Ayer martes, desde la cartera sanitaria nacional alertaron por una seguidilla de casos detectados en Tucumán, CABA y provincia de Buenos Aires, todos asociados a un queso criollo consumido en la provincia.
Durante los primeros meses del año fueron confirmados los primeros casos y el 24 de abril pasado el Ministerio de Salud de la Nación ya emitió una alerta debido a una seguidilla de infecciones que le dieron al escenario característica de brote. La enfermedad en cuestión es la listeriosis, de transmisión alimentaria y causada por la bacteria Listeria monocytogenes, que se encuentra en el agua y en el suelo. Ahora comprobaron que todo el episodio se debió al consumo de un queso.
Los casos de listeriosis, ocurridos entre fines de 2024 y en lo que va de este año, ocurrieron en tres jurisdicciones del país pero con una alta relación genómica entre sí, lo que sugería una fuente común de infección.
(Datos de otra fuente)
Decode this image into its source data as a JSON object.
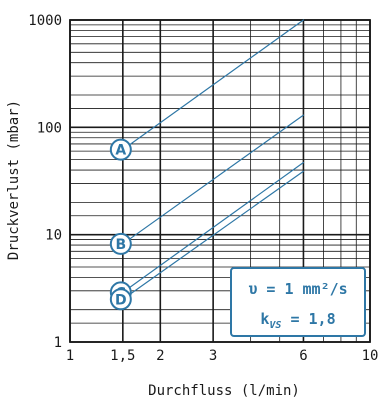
{
  "chart_data": {
    "type": "line",
    "x_scale": "log",
    "y_scale": "log",
    "xlim": [
      1,
      10
    ],
    "ylim": [
      1,
      1000
    ],
    "xlabel": "Durchfluss (l/min)",
    "ylabel": "Druckverlust (mbar)",
    "x_ticks": [
      {
        "value": 1,
        "label": "1"
      },
      {
        "value": 1.5,
        "label": "1,5"
      },
      {
        "value": 2,
        "label": "2"
      },
      {
        "value": 3,
        "label": "3"
      },
      {
        "value": 6,
        "label": "6"
      },
      {
        "value": 10,
        "label": "10"
      }
    ],
    "y_ticks": [
      {
        "value": 1,
        "label": "1"
      },
      {
        "value": 10,
        "label": "10"
      },
      {
        "value": 100,
        "label": "100"
      },
      {
        "value": 1000,
        "label": "1000"
      }
    ],
    "x_major_lines": [
      1,
      1.5,
      2,
      3,
      6,
      10
    ],
    "x_minor_lines": [
      4,
      5,
      7,
      8,
      9
    ],
    "y_minor_lines": [
      1.5,
      2,
      3,
      4,
      5,
      6,
      7,
      8,
      9,
      15,
      20,
      30,
      40,
      50,
      60,
      70,
      80,
      90,
      150,
      200,
      300,
      400,
      500,
      600,
      700,
      800,
      900
    ],
    "series": [
      {
        "name": "A",
        "x": [
          1.5,
          6
        ],
        "y": [
          62,
          1000
        ]
      },
      {
        "name": "B",
        "x": [
          1.5,
          6
        ],
        "y": [
          8.2,
          130
        ]
      },
      {
        "name": "C",
        "x": [
          1.5,
          6
        ],
        "y": [
          2.9,
          47
        ]
      },
      {
        "name": "D",
        "x": [
          1.5,
          6
        ],
        "y": [
          2.5,
          39
        ]
      }
    ],
    "info_box": {
      "line1": "υ = 1 mm²/s",
      "line2_prefix": "k",
      "line2_sub": "VS",
      "line2_suffix": " = 1,8"
    },
    "colors": {
      "line": "#2e77a6",
      "grid": "#1a1a1a",
      "box": "#2e77a6"
    }
  }
}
Los primeros casos habían sido notificados en diciembre de 2024 en la provincia de Buenos Aires. Luego hubo un caso en Ciudad de Buenos Aires (con viaje previo a Tucumán), y en febrero y mayo otros dos con residencia en Tucumán.
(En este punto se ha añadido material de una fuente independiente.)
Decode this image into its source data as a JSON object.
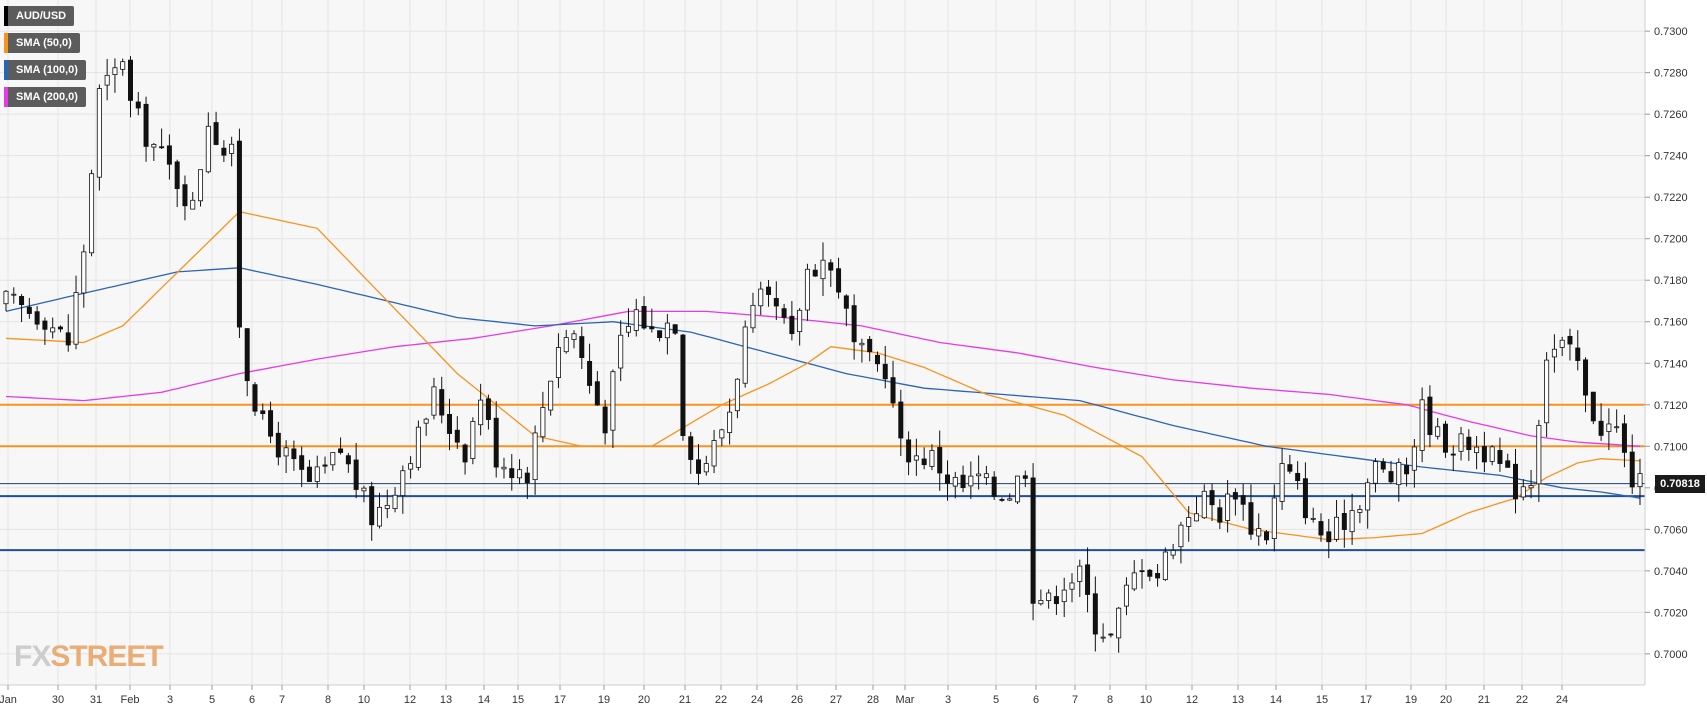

A partir de ese momento comenzó una investigación sanitaria en Tucumán, con entrevistas a las personas afectadas (o a algún familiar) sobre los alimentos que consumieron antes de enfermarse y posibles lugares de adquisición de esos productos. A continuación, los técnicos visitaron las bocas de expendio y tomaron muestras de alimentos listos para consumir (que no requieren cocción adicional).
Ayer martes, el Ministerio de Salud de Tucumán, emitió un comunicado con respecto a este brote, explicaron que “si bien casos suelen ser leve en personas sanas, puede causar enfermedades graves en mujeres embarazadas, recién nacidos, personas mayores o con sistemas inmunitarios debilitados”.
“El Laboratorio de Referencia Nacional (LRN) Dr. Carlos Malbrán informó la identificación de un alimento de elaboración artesanal (queso criollo) con el cual pudo establecerse una alta relación genómica con los casos humanos detectados previamente. La Dirección de Bromatología aplicó medidas correctivas, para evitar la ocurrencia de nuevos casos”, agregaron.
En ese sentido, explicaron que “dado que Listeria puede contaminar alimentos en diferentes momentos del proceso de producción, se emitieron comunicados de prevención dirigidos a la población más vulnerables y al personal de salud a fin de mantener la vigilancia epidemiológica activa”.
Y agregaron: “Estos hallazgos destacan la importancia de las acciones realizadas por la provincia que permitieron identificar e intervenir sobre la fuente, previniendo nuevos casos”.
Comunicado
Se trató de quesos de elaboración artesanal a baja escala.
Ante la identificación de los casos, se hizo una búsqueda exhaustiva en diferentes negocios, a partir de la cual se detectó un producto contaminado con Listeria.
Tal producto fue decomisado en los lugares de expendio y elaboración; se tomaron medidas de control correspondientes.
Se realizaron controles adicionales y toma de muestras en otros negocios que venden queso, sin hallazgos positivos.
Se extremaron las medidas preventivas, se realizó búsqueda activa de otras personas sintomáticas, con resultados negativos.
La singularidad del caso es que es la primera vez que se logra establecer relación genómica de la bacteria entre el alimento y las personas afectadas; gracias a la capacitad técnica y logística de Epidemiología, Bromatología, Laboratorio de Salud Pública del Ministerio de Salud de la Provincia y el Laboratorio de Referencia Nacional Dr. Carlos Malbrán.